Fund managers have moved to head off the Government’s threat to force institutional investors to reveal how they vote at company meetings by drawing up their own voluntary code of practice.
Treasury Economic Secretary Ed Balls said in a speech t the London Business School last week, that the Institutional Shareholders’ Committee, which represents leading investment and pension fund managers, had agreed to devise a code that will see its members disclose how they voted or explain why.
Balls said: “These changes represent real progress but more can certainly be done, for example, to further strengthen shareholder engagement and the effectiveness of trustee decision-making.”
The Government acquired the powers to enforce disclosure under the recent Companies Act. However, the Investment Management Association has slammed the move, saying it will add to fund managers’ costs and increasing numbers of its members are now disclosing their voting.
Shareholder activism from leading fund managers, including Fidelity and Legal & General, has blocked various board appointments, pay deals and takeover plans at blue-chip companies including ITV, Marks & Spencer and GlaxoSmithKline, among others in recent years.
An IMA spokesman says: “It should remain a voluntary system. Managers have already begun to disclose their votes anyway, with more announcing that they plan to do so on their websites.

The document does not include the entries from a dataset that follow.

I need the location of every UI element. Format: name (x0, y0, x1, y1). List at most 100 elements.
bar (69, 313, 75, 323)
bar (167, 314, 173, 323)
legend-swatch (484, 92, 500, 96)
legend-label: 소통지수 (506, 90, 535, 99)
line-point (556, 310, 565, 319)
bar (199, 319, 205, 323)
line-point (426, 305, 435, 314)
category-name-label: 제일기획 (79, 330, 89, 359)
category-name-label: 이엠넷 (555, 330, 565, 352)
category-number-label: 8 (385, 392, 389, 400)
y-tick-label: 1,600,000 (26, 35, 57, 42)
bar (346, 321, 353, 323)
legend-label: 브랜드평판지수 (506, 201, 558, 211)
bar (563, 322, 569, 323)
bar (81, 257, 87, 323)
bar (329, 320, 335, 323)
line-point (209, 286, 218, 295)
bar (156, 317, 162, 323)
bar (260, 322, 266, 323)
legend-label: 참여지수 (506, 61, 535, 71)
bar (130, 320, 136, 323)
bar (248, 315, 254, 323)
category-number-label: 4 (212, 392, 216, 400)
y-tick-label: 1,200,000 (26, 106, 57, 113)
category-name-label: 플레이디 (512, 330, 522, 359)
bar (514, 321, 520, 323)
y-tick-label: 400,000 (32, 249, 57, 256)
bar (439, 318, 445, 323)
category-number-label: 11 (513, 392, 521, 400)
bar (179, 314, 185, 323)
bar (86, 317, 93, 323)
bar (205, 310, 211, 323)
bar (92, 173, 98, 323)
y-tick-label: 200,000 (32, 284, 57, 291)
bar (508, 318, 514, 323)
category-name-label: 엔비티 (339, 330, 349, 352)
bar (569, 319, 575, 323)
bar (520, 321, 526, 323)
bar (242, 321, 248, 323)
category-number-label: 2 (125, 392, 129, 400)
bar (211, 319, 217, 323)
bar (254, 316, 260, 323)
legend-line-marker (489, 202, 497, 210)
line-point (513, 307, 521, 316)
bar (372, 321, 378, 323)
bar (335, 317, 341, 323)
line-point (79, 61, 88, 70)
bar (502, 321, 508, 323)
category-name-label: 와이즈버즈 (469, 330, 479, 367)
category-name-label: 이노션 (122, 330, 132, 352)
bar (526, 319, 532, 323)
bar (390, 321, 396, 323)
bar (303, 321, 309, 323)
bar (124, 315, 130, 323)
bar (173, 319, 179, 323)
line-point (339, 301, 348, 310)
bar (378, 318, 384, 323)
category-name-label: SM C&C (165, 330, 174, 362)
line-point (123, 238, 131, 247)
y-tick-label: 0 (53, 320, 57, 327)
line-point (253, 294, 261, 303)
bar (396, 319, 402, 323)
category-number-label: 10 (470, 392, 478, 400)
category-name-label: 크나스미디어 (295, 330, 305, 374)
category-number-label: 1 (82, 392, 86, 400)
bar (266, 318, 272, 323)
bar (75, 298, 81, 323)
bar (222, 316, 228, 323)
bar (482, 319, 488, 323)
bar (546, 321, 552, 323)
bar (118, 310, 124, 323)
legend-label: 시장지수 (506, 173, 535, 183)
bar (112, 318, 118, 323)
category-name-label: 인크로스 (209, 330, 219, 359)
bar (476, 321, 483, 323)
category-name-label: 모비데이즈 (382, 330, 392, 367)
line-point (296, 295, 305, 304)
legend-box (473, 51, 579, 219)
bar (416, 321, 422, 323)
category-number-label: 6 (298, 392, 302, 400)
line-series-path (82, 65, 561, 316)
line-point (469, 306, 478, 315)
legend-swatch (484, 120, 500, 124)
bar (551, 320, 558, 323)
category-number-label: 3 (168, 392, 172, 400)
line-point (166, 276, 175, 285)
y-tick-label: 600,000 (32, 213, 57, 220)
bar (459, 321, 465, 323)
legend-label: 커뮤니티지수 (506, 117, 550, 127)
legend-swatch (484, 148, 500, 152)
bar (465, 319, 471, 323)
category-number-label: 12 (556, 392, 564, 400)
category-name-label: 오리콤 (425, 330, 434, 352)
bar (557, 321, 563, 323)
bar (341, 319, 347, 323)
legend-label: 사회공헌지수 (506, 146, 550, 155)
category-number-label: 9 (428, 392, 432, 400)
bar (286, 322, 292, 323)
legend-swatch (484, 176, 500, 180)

“Disclosure is costly, as it can be a prolonged process to ensure a managers’ vote is cast. They need to be passed down through lots of channels from the custodian to the registrar, and there is often an issue of lost manager votes.
“More important, it can also create conflict within a company as the majority of a group may vote against the manager of that company, which could bring out a potential conflict that may not be there.”